Pour déterminer le montant de l'indemnisation au titre du préjudice moral, le juge prend en compte les facteurs suivants :

  1. Taux de faute : Si l'employeur est coupable de négligence grave ou d'une violation délibérée des règles (par exemple, en désactivant sciemment le verrou de sécurité), le montant de l'indemnisation pour préjudice moral sera jugé beaucoup plus élevé.
  2. Degré d'invalidité : En cas d'amputation, de paralysie ou de blessures défigurant l'apparence (comme des cicatrices faciales permanentes), on tient compte de l'impact sur la vie sociale de la personne.
  3. Situation socio-économique des parties : Le tribunal examine le patrimoine des parties. Le fait qu’une très grande société holding verse 100 000 TL n’aura pas le même effet dissuasif que le même montant versé par un petit atelier.
  4. Pouvoir d'achat de la monnaie : compte tenu des conditions économiques et de l'inflation au moment du versement de la rémunération, l'objectif est que cette somme procure un réel confort dans la vie du travailleur.

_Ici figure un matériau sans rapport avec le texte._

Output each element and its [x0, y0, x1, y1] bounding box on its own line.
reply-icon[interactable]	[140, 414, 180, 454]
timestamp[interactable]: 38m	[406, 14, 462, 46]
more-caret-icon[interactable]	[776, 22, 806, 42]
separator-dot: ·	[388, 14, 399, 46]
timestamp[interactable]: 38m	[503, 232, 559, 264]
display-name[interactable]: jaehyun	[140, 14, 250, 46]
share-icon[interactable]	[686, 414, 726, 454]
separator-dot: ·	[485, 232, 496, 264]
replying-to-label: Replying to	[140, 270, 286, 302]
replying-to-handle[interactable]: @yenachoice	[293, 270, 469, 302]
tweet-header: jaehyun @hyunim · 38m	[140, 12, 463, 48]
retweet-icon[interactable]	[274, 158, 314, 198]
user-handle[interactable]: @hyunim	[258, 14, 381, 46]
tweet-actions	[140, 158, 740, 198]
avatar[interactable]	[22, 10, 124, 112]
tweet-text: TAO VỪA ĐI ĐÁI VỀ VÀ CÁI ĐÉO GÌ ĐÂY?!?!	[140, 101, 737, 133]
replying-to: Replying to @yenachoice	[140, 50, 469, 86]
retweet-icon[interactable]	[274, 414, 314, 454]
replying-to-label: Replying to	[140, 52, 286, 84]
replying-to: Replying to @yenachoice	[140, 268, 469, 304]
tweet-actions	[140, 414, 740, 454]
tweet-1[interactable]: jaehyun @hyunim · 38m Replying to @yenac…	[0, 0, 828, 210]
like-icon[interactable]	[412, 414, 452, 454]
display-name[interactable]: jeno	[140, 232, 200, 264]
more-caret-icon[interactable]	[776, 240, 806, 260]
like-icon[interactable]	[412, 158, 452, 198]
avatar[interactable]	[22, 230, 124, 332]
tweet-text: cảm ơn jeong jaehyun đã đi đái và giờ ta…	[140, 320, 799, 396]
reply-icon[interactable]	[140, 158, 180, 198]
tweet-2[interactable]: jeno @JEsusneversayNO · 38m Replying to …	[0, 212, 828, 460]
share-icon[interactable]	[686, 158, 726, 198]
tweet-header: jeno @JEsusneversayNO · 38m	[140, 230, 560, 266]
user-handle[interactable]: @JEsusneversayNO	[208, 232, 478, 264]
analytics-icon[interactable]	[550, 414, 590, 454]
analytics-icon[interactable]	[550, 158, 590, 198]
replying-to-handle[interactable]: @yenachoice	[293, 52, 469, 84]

3. Compensation morale par la réflexion (Le droit des proches)

En règle générale, l'indemnisation est un droit strictement personnel. Cependant, si un travailleur a subi une atteinte grave à son intégrité physique à la suite d'un accident du travail (par exemple, un état végétatif, l'amputation des deux jambes, etc.), non seulement le travailleur, mais aussi son conjoint, ses enfants et ses parents, profondément affectés par cette situation, peuvent déposer une demande d'indemnisation pour préjudice moral en leur nom propre.